Army names new superintendent for Arlington National Cemetery

Patrick K. Hallinan, who has been serving as acting superintendent of Arlington National Cemetery since an Army investigation revealed widespread problems there, has been appointed to the position permanently, Army Secretary John McHugh announced Tuesday.

McHugh also said cemetery employees will begin training at the Department of Veterans Affairs, which officials said would help ensure a more professionally run cemetery and prevent some of the problems that have plagued the facility.

In June, a report by the Army inspector general found more than 200 discrepancies between burial maps and grave sites in three of the cemetery's 70 sections. At least four urns were found dumped in an excess-dirt pile. Since then, cemetery officials have also opened graves and found in a few cases that people have been buried in the wrong plots. The full extent of problems at the nation's most hallowed military burial ground remains unknown.

Hallinan, who has worked for more than 30 years in the VA's cemetery system, replaces John C. Metzler Jr., who was superintendent from 1991 until he was ousted in June along with his deputy, Thurman Higginbotham. Investigators found that under the men's leadership, the cemetery paid millions of dollars to digitize its paper record system but had nothing to show for the effort.

Updating the cemetery's antiquated paper records, along with fixing the discrepancies, are top priorities, Hallinan said in an interview. “We have challenges, but we're on the right track,” he said.

Last month, a bill introduced by Sensators Claire McCaskill (D-Missouri) and Scott Brown (R-Massachusetts) called for a study into whether authority over the cemetery should be transferred to the VA – a move some veterans groups have said is long overdue.
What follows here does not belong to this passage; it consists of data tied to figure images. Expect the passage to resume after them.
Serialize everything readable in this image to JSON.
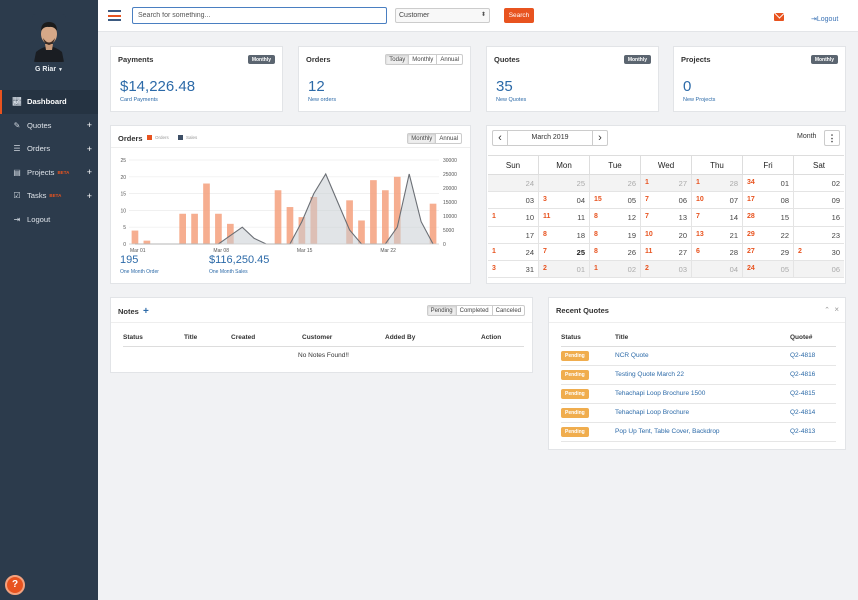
{
  "user": {
    "name": "G Riar"
  },
  "sidebar": {
    "items": [
      {
        "label": "Dashboard",
        "icon": "chart-icon"
      },
      {
        "label": "Quotes",
        "icon": "edit-icon"
      },
      {
        "label": "Orders",
        "icon": "list-icon"
      },
      {
        "label": "Projects",
        "icon": "board-icon",
        "beta": "BETA"
      },
      {
        "label": "Tasks",
        "icon": "tasks-icon",
        "beta": "BETA"
      },
      {
        "label": "Logout",
        "icon": "logout-icon"
      }
    ],
    "help": "?"
  },
  "topbar": {
    "search_placeholder": "Search for something...",
    "select_value": "Customer",
    "search_button": "Search",
    "logout": "Logout"
  },
  "stats": {
    "payments": {
      "title": "Payments",
      "badge": "Monthly",
      "value": "$14,226.48",
      "sub": "Card Payments"
    },
    "orders": {
      "title": "Orders",
      "tabs": [
        "Today",
        "Monthly",
        "Annual"
      ],
      "value": "12",
      "sub": "New orders"
    },
    "quotes": {
      "title": "Quotes",
      "badge": "Monthly",
      "value": "35",
      "sub": "New Quotes"
    },
    "projects": {
      "title": "Projects",
      "badge": "Monthly",
      "value": "0",
      "sub": "New Projects"
    }
  },
  "orders_chart": {
    "title": "Orders",
    "tabs": [
      "Monthly",
      "Annual"
    ],
    "legend": [
      "Orders",
      "Sales"
    ],
    "order_total": "195",
    "order_total_label": "One Month Order",
    "sales_total": "$116,250.45",
    "sales_total_label": "One Month Sales",
    "colors": {
      "orders": "#f4a07c",
      "sales": "#6b6f75",
      "sales_fill": "#c9ced4"
    }
  },
  "chart_data": {
    "type": "bar",
    "x_labels": [
      "Mar 01",
      "Mar 08",
      "Mar 15",
      "Mar 22"
    ],
    "categories": [
      "Mar 01",
      "Mar 02",
      "Mar 03",
      "Mar 04",
      "Mar 05",
      "Mar 06",
      "Mar 07",
      "Mar 08",
      "Mar 09",
      "Mar 10",
      "Mar 11",
      "Mar 12",
      "Mar 13",
      "Mar 14",
      "Mar 15",
      "Mar 16",
      "Mar 17",
      "Mar 18",
      "Mar 19",
      "Mar 20",
      "Mar 21",
      "Mar 22",
      "Mar 23",
      "Mar 24",
      "Mar 25",
      "Mar 26"
    ],
    "y_left": {
      "min": 0,
      "max": 25,
      "ticks": [
        0,
        5,
        10,
        15,
        20,
        25
      ]
    },
    "y_right": {
      "min": 0,
      "max": 30000,
      "ticks": [
        0,
        5000,
        10000,
        15000,
        20000,
        25000,
        30000
      ]
    },
    "series": [
      {
        "name": "Orders",
        "type": "bar",
        "axis": "left",
        "values": [
          4,
          1,
          0,
          0,
          9,
          9,
          18,
          9,
          6,
          0,
          0,
          0,
          16,
          11,
          8,
          14,
          0,
          0,
          13,
          7,
          19,
          16,
          20,
          0,
          0,
          12
        ]
      },
      {
        "name": "Sales",
        "type": "area-line",
        "axis": "right",
        "values": [
          0,
          0,
          0,
          0,
          0,
          0,
          0,
          0,
          3000,
          6000,
          2000,
          0,
          0,
          0,
          8000,
          18000,
          25000,
          15000,
          5000,
          0,
          0,
          0,
          6000,
          25000,
          8000,
          0
        ]
      }
    ]
  },
  "calendar": {
    "month": "March 2019",
    "view": "Month",
    "days": [
      "Sun",
      "Mon",
      "Tue",
      "Wed",
      "Thu",
      "Fri",
      "Sat"
    ],
    "weeks": [
      [
        {
          "d": "24",
          "o": true,
          "c": ""
        },
        {
          "d": "25",
          "o": true,
          "c": ""
        },
        {
          "d": "26",
          "o": true,
          "c": ""
        },
        {
          "d": "27",
          "o": true,
          "c": "1"
        },
        {
          "d": "28",
          "o": true,
          "c": "1"
        },
        {
          "d": "01",
          "o": false,
          "c": "34"
        },
        {
          "d": "02",
          "o": false,
          "c": ""
        }
      ],
      [
        {
          "d": "03",
          "o": false,
          "c": ""
        },
        {
          "d": "04",
          "o": false,
          "c": "3"
        },
        {
          "d": "05",
          "o": false,
          "c": "15"
        },
        {
          "d": "06",
          "o": false,
          "c": "7"
        },
        {
          "d": "07",
          "o": false,
          "c": "10"
        },
        {
          "d": "08",
          "o": false,
          "c": "17"
        },
        {
          "d": "09",
          "o": false,
          "c": ""
        }
      ],
      [
        {
          "d": "10",
          "o": false,
          "c": "1"
        },
        {
          "d": "11",
          "o": false,
          "c": "11"
        },
        {
          "d": "12",
          "o": false,
          "c": "8"
        },
        {
          "d": "13",
          "o": false,
          "c": "7"
        },
        {
          "d": "14",
          "o": false,
          "c": "7"
        },
        {
          "d": "15",
          "o": false,
          "c": "28"
        },
        {
          "d": "16",
          "o": false,
          "c": ""
        }
      ],
      [
        {
          "d": "17",
          "o": false,
          "c": ""
        },
        {
          "d": "18",
          "o": false,
          "c": "8"
        },
        {
          "d": "19",
          "o": false,
          "c": "8"
        },
        {
          "d": "20",
          "o": false,
          "c": "10"
        },
        {
          "d": "21",
          "o": false,
          "c": "13"
        },
        {
          "d": "22",
          "o": false,
          "c": "29"
        },
        {
          "d": "23",
          "o": false,
          "c": ""
        }
      ],
      [
        {
          "d": "24",
          "o": false,
          "c": "1"
        },
        {
          "d": "25",
          "o": false,
          "c": "7",
          "t": true
        },
        {
          "d": "26",
          "o": false,
          "c": "8"
        },
        {
          "d": "27",
          "o": false,
          "c": "11"
        },
        {
          "d": "28",
          "o": false,
          "c": "6"
        },
        {
          "d": "29",
          "o": false,
          "c": "27"
        },
        {
          "d": "30",
          "o": false,
          "c": "2"
        }
      ],
      [
        {
          "d": "31",
          "o": false,
          "c": "3"
        },
        {
          "d": "01",
          "o": true,
          "c": "2"
        },
        {
          "d": "02",
          "o": true,
          "c": "1"
        },
        {
          "d": "03",
          "o": true,
          "c": "2"
        },
        {
          "d": "04",
          "o": true,
          "c": ""
        },
        {
          "d": "05",
          "o": true,
          "c": "24"
        },
        {
          "d": "06",
          "o": true,
          "c": ""
        }
      ]
    ]
  },
  "notes": {
    "title": "Notes",
    "add": "+",
    "tabs": [
      "Pending",
      "Completed",
      "Canceled"
    ],
    "columns": [
      "Status",
      "Title",
      "Created",
      "Customer",
      "Added By",
      "Action"
    ],
    "empty": "No Notes Found!!"
  },
  "recent_quotes": {
    "title": "Recent Quotes",
    "columns": [
      "Status",
      "Title",
      "Quote#"
    ],
    "rows": [
      {
        "status": "Pending",
        "title": "NCR Quote",
        "quote": "Q2-4818"
      },
      {
        "status": "Pending",
        "title": "Testing Quote March 22",
        "quote": "Q2-4816"
      },
      {
        "status": "Pending",
        "title": "Tehachapi Loop Brochure 1500",
        "quote": "Q2-4815"
      },
      {
        "status": "Pending",
        "title": "Tehachapi Loop Brochure",
        "quote": "Q2-4814"
      },
      {
        "status": "Pending",
        "title": "Pop Up Tent, Table Cover, Backdrop",
        "quote": "Q2-4813"
      }
    ]
  }
}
The VA operates 131 cemeteries with 3 million graves. The Army operates two cemeteries, Arlington and the U.S. Armed Forces Retirement Home in the District.

The bill would also require the Army to provide Congress with a full accounting of all of the more than 320,000 grave sites at Arlington.

In the meantime, Arlington employees, from upper-level management to grounds crews, will begin course and field work at the VA's National Cemetery Administration Training Center.

Until now, most training at Arlington “has been on the job,” said Kathyrn Condon, executive director of the Army's National Cemeteries Program. “There hasn't been a formal school training program.”

Before coming to Arlington, Hallinan was the VA's director of field operations for cemeteries, which put him in charge of VA cemetery policy and its vast network of burial grounds. He started his cemetery career in 1977 as a temporary laborer at Long Island National Cemetery. Before joining the VA, he served as an infantry squad leader in the Marine Corps.